Yeah, but you miss the point. They don't care if they don't get a single viewer or not, it's just much MUCH cheaper than hiring union staff and celebrities (minus hosts). They don't have to pay contestants squat. It's sweatshop programming.
Now for someone who's jumped the Shark and back numerous times,
Scooby-Doo
Now, Scooby-Doo is an amazing story of television animation. The show virtually has been on since 1969, the only lull being in the 90's where the franchise subsided in reruns and direct to video movies. And the amazing part is, for most of the run, it used the exact same, militantly formulaic story elements. There were cases where they tinkered with the concept (The New Scooby-Doo Movies, when they added Scrappy at first to combat low ratings, and A Pup named Scooby-Doo to name a couple), but not the formula.
However, such a formulaic television show needs to remain fresh... so they changed the whole series on occasion ONLY to switch back to the original format when it wasn't quite successful or good.
First off was Scooby's All Star Laff-a-lympics which was technically a programming block that included the Laff-a-lympics... Scooby was there, but in a cast of many, and the only one from Scooby-Doo in the series (you won't believe the underhandedness they have in advertising the new 13 episode set, splashing the rest of the crew on there because of a cartoon special they added on).
Then, while Scrappy was a ratings stunt, the show didn't change initially (still were going after imaginary ghosts), they changed the format to the New Scooby and Scrappy show, featuring the WORST cartoons of the franchise... the ones where Shaggy and Scooby run away from some big giant guy. To say nothing of Yabba-Doo.
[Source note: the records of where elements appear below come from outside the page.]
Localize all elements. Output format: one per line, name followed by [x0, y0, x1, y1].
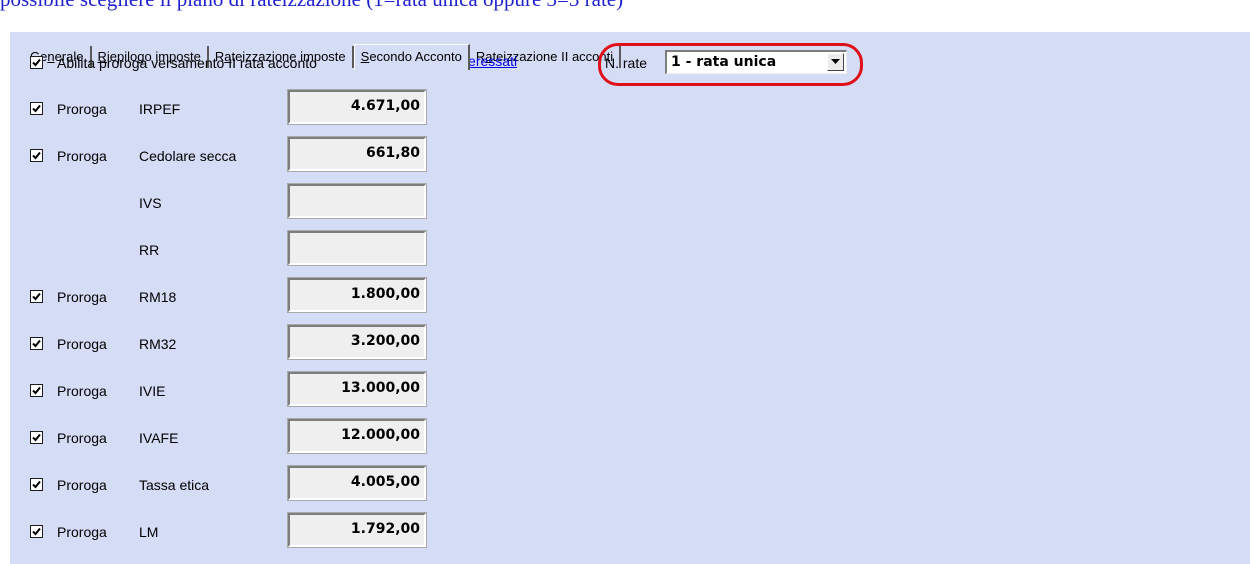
enable-proroga-label: Abilita proroga versamento II rata accon…	[57, 55, 317, 71]
checkmark-icon	[32, 433, 41, 442]
checkmark-icon	[32, 151, 41, 160]
tax-name-irpef: IRPEF	[139, 101, 181, 117]
tax-name-tassa-etica: Tassa etica	[139, 477, 210, 493]
amount-field-ivie[interactable]: 13.000,00	[287, 371, 427, 407]
tab-secondo-acconto[interactable]: Secondo Acconto	[353, 44, 470, 70]
checkmark-icon	[32, 104, 41, 113]
amount-field-irpef[interactable]: 4.671,00	[287, 89, 427, 125]
tax-name-cedolare-secca: Cedolare secca	[139, 148, 237, 164]
checkmark-icon	[32, 58, 41, 67]
proroga-label: Proroga	[57, 477, 107, 493]
tax-name-rm18: RM18	[139, 289, 177, 305]
amount-field-tassa-etica[interactable]: 4.005,00	[287, 465, 427, 501]
proroga-label: Proroga	[57, 336, 107, 352]
checkmark-icon	[32, 480, 41, 489]
highlight-annotation	[598, 43, 863, 86]
tax-name-ivafe: IVAFE	[139, 430, 179, 446]
amount-field-rm32[interactable]: 3.200,00	[287, 324, 427, 360]
proroga-checkbox-rm32[interactable]	[30, 337, 43, 350]
panel-edge	[8, 32, 10, 564]
amount-field-ivafe[interactable]: 12.000,00	[287, 418, 427, 454]
amount-field-rr[interactable]	[287, 230, 427, 266]
amount-field-lm[interactable]: 1.792,00	[287, 512, 427, 548]
checkmark-icon	[32, 386, 41, 395]
proroga-label: Proroga	[57, 524, 107, 540]
proroga-label: Proroga	[57, 430, 107, 446]
amount-field-cedolare-secca[interactable]: 661,80	[287, 136, 427, 172]
checkmark-icon	[32, 292, 41, 301]
tax-name-ivs: IVS	[139, 195, 162, 211]
amount-field-rm18[interactable]: 1.800,00	[287, 277, 427, 313]
proroga-checkbox-ivie[interactable]	[30, 384, 43, 397]
tax-name-rm32: RM32	[139, 336, 177, 352]
proroga-checkbox-rm18[interactable]	[30, 290, 43, 303]
proroga-checkbox-tassa-etica[interactable]	[30, 478, 43, 491]
proroga-checkbox-ivafe[interactable]	[30, 431, 43, 444]
checkmark-icon	[32, 527, 41, 536]
proroga-label: Proroga	[57, 289, 107, 305]
checkmark-icon	[32, 339, 41, 348]
tax-name-ivie: IVIE	[139, 383, 166, 399]
amount-field-ivs[interactable]	[287, 183, 427, 219]
proroga-checkbox-irpef[interactable]	[30, 102, 43, 115]
proroga-checkbox-cedolare-secca[interactable]	[30, 149, 43, 162]
proroga-label: Proroga	[57, 101, 107, 117]
proroga-label: Proroga	[57, 383, 107, 399]
caption-text: possibile scegliere il piano di rateizza…	[0, 0, 623, 11]
proroga-checkbox-lm[interactable]	[30, 525, 43, 538]
enable-proroga-checkbox[interactable]	[30, 56, 43, 69]
tax-name-lm: LM	[139, 524, 159, 540]
proroga-label: Proroga	[57, 148, 107, 164]
tax-name-rr: RR	[139, 242, 160, 258]
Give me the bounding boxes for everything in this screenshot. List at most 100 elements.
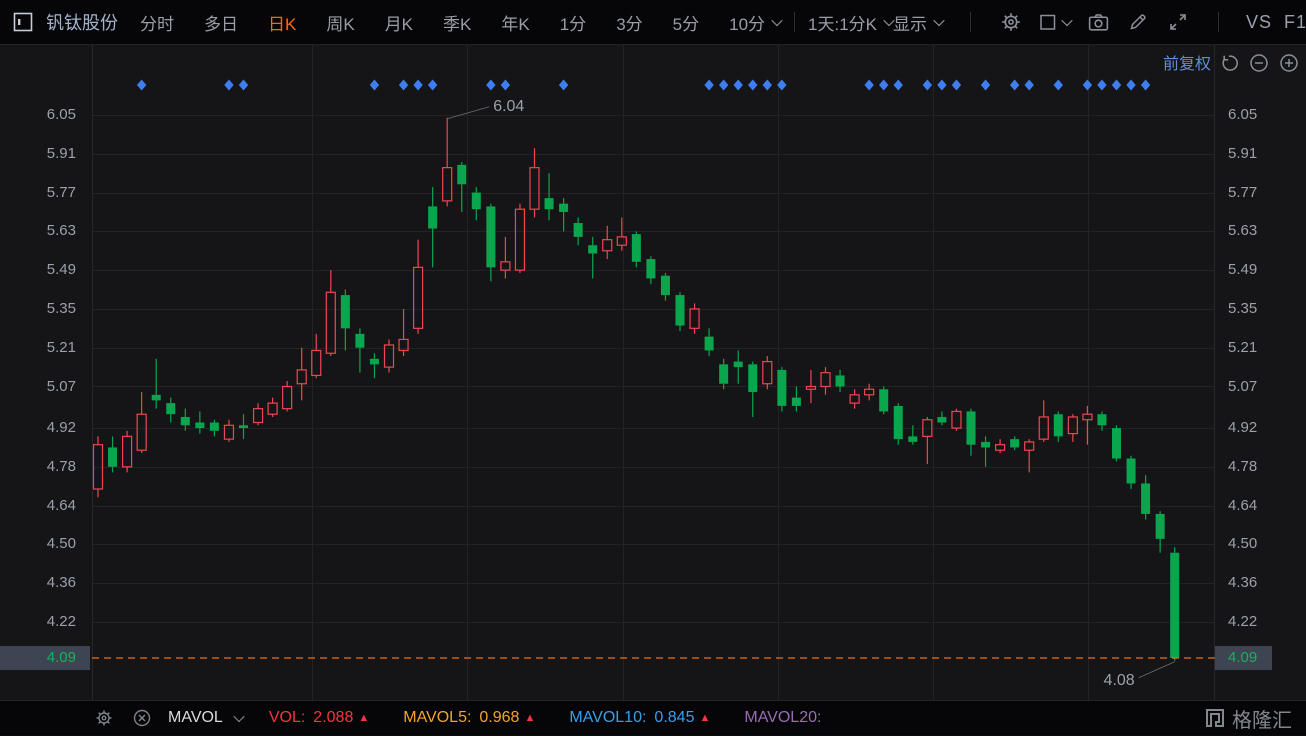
event-diamond-icon[interactable] (137, 80, 146, 91)
event-diamond-icon[interactable] (763, 80, 772, 91)
compound-period-selector[interactable]: 1天:1分K (808, 10, 893, 35)
y-axis-label-left: 5.91 (0, 144, 76, 164)
candle-down (1054, 414, 1063, 436)
left-panel-toggle-icon[interactable] (10, 9, 36, 35)
event-diamond-icon[interactable] (501, 80, 510, 91)
event-diamond-icon[interactable] (1141, 80, 1150, 91)
candle-down (734, 362, 743, 368)
mavol10-value: 0.845 (654, 709, 694, 727)
candle-up (224, 425, 233, 439)
chevron-down-icon (933, 15, 944, 26)
event-diamond-icon[interactable] (428, 80, 437, 91)
event-diamond-icon[interactable] (923, 80, 932, 91)
event-diamond-icon[interactable] (559, 80, 568, 91)
candle-down (486, 206, 495, 267)
event-diamond-icon[interactable] (239, 80, 248, 91)
display-selector[interactable]: 显示 (893, 10, 943, 35)
mavol10-label: MAVOL10: (569, 709, 646, 727)
tab-月K[interactable]: 月K (385, 10, 413, 35)
candle-style-selector[interactable] (1038, 12, 1071, 32)
tab-分时[interactable]: 分时 (140, 10, 174, 35)
event-diamond-icon[interactable] (704, 80, 713, 91)
candlestick-plot[interactable]: 6.044.08 (92, 45, 1215, 700)
tab-年K[interactable]: 年K (501, 10, 529, 35)
tab-日K[interactable]: 日K (268, 10, 296, 35)
low-annotation-line (1139, 662, 1175, 678)
y-axis-label-left: 5.49 (0, 260, 76, 280)
event-diamond-icon[interactable] (1126, 80, 1135, 91)
event-diamond-icon[interactable] (734, 80, 743, 91)
tab-周K[interactable]: 周K (326, 10, 354, 35)
tab-5分[interactable]: 5分 (673, 10, 699, 35)
up-triangle-icon: ▲ (358, 712, 369, 724)
mavol20-legend: MAVOL20: (744, 709, 829, 727)
event-diamond-icon[interactable] (370, 80, 379, 91)
fullscreen-expand-icon[interactable] (1165, 9, 1191, 35)
event-diamond-icon[interactable] (952, 80, 961, 91)
candle-up (312, 350, 321, 375)
candlestick-chart-pane[interactable]: 前复权 6.044.08 4.09 4.09 6.056.055.915.915… (0, 45, 1306, 700)
draw-pencil-icon[interactable] (1125, 9, 1151, 35)
event-diamond-icon[interactable] (413, 80, 422, 91)
tab-季K[interactable]: 季K (443, 10, 471, 35)
candle-up (123, 436, 132, 466)
candle-down (836, 375, 845, 386)
tab-10分[interactable]: 10分 (729, 10, 781, 35)
event-diamond-icon[interactable] (1010, 80, 1019, 91)
event-diamond-icon[interactable] (894, 80, 903, 91)
event-diamond-icon[interactable] (1054, 80, 1063, 91)
event-diamond-icon[interactable] (719, 80, 728, 91)
f10-button[interactable]: F10 (1284, 12, 1306, 33)
vol-label: VOL: (269, 709, 305, 727)
close-indicator-icon[interactable] (130, 706, 154, 730)
compound-period-label: 1天:1分K (808, 10, 877, 35)
y-axis-label-right: 4.64 (1228, 496, 1257, 516)
camera-screenshot-icon[interactable] (1085, 9, 1111, 35)
candle-down (559, 204, 568, 212)
mavol-indicator-selector[interactable]: MAVOL (168, 709, 243, 727)
mavol20-label: MAVOL20: (744, 709, 821, 727)
candle-down (108, 447, 117, 466)
candle-up (690, 309, 699, 328)
toolbar-divider (794, 12, 795, 32)
mavol10-legend: MAVOL10: 0.845 ▲ (569, 709, 710, 727)
event-diamond-icon[interactable] (224, 80, 233, 91)
tab-多日[interactable]: 多日 (204, 10, 238, 35)
y-axis-label-right: 5.21 (1228, 338, 1257, 358)
settings-gear-icon[interactable] (998, 9, 1024, 35)
candle-down (894, 406, 903, 439)
gelonghui-watermark: 格隆汇 (1204, 704, 1292, 733)
tab-1分[interactable]: 1分 (560, 10, 586, 35)
zoom-in-icon[interactable] (1278, 52, 1300, 74)
event-diamond-icon[interactable] (399, 80, 408, 91)
event-diamond-icon[interactable] (748, 80, 757, 91)
indicator-settings-gear-icon[interactable] (92, 706, 116, 730)
candle-up (443, 168, 452, 201)
event-diamond-icon[interactable] (937, 80, 946, 91)
candle-up (1068, 417, 1077, 434)
stock-name[interactable]: 钒钛股份 (46, 9, 118, 35)
undo-icon[interactable] (1218, 52, 1240, 74)
watermark-text: 格隆汇 (1232, 704, 1292, 733)
event-diamond-icon[interactable] (1083, 80, 1092, 91)
vs-compare-button[interactable]: VS (1246, 12, 1272, 33)
candle-down (1112, 428, 1121, 458)
tab-3分[interactable]: 3分 (616, 10, 642, 35)
zoom-out-icon[interactable] (1248, 52, 1270, 74)
event-diamond-icon[interactable] (1097, 80, 1106, 91)
y-axis-label-left: 4.92 (0, 418, 76, 438)
vol-value: 2.088 (313, 709, 353, 727)
candle-up (617, 237, 626, 245)
event-diamond-icon[interactable] (1025, 80, 1034, 91)
y-axis-label-right: 5.35 (1228, 299, 1257, 319)
event-diamond-icon[interactable] (981, 80, 990, 91)
event-diamond-icon[interactable] (1112, 80, 1121, 91)
candle-down (588, 245, 597, 253)
mavol5-label: MAVOL5: (403, 709, 471, 727)
candle-up (137, 414, 146, 450)
y-axis-label-left: 4.22 (0, 612, 76, 632)
candle-down (239, 425, 248, 428)
event-diamond-icon[interactable] (879, 80, 888, 91)
event-diamond-icon[interactable] (486, 80, 495, 91)
event-diamond-icon[interactable] (864, 80, 873, 91)
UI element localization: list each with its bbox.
This was followed by 13 Ghosts of Scooby-Doo, which wasn't so much bad as misguided, and Scrappy actually has some genuinely funny moments (mainly because Flim Flam surpasses him in annoyingness and makes him seem milder as a character... plus Scrappy only said "Puppy Power" like once or twice). The show has some genuine moments of really funny, weird fourth wall destroying stuff... though I have trouble with an episode featuring an obvious parody of Ed Grimley with a voice actor who clearly never heard of the character, making the wrong and annoying infliction in his catchphrase, pronouncing it "I MUST say" (rather than Martin Short's "I must say!" I'm a huge Grimley fan). But there's great comedic acting from Vincent Price. The only reason to watch the series. Oh, and they caught 11 Ghosts. Only 11. The last in a pretty anti-climactic ending episode.
And last, Shaggy and Scooby-Doo get a Clue. it's not as bad as everyone says it is, but only because the villain is so over the top. Not quite Doofenschmirtz over the top, but hammy enough to make this entire generic series (you could put ANYONE in Shaggy and Scooby's roles) tolerable. Especially the big reveal in the last episode.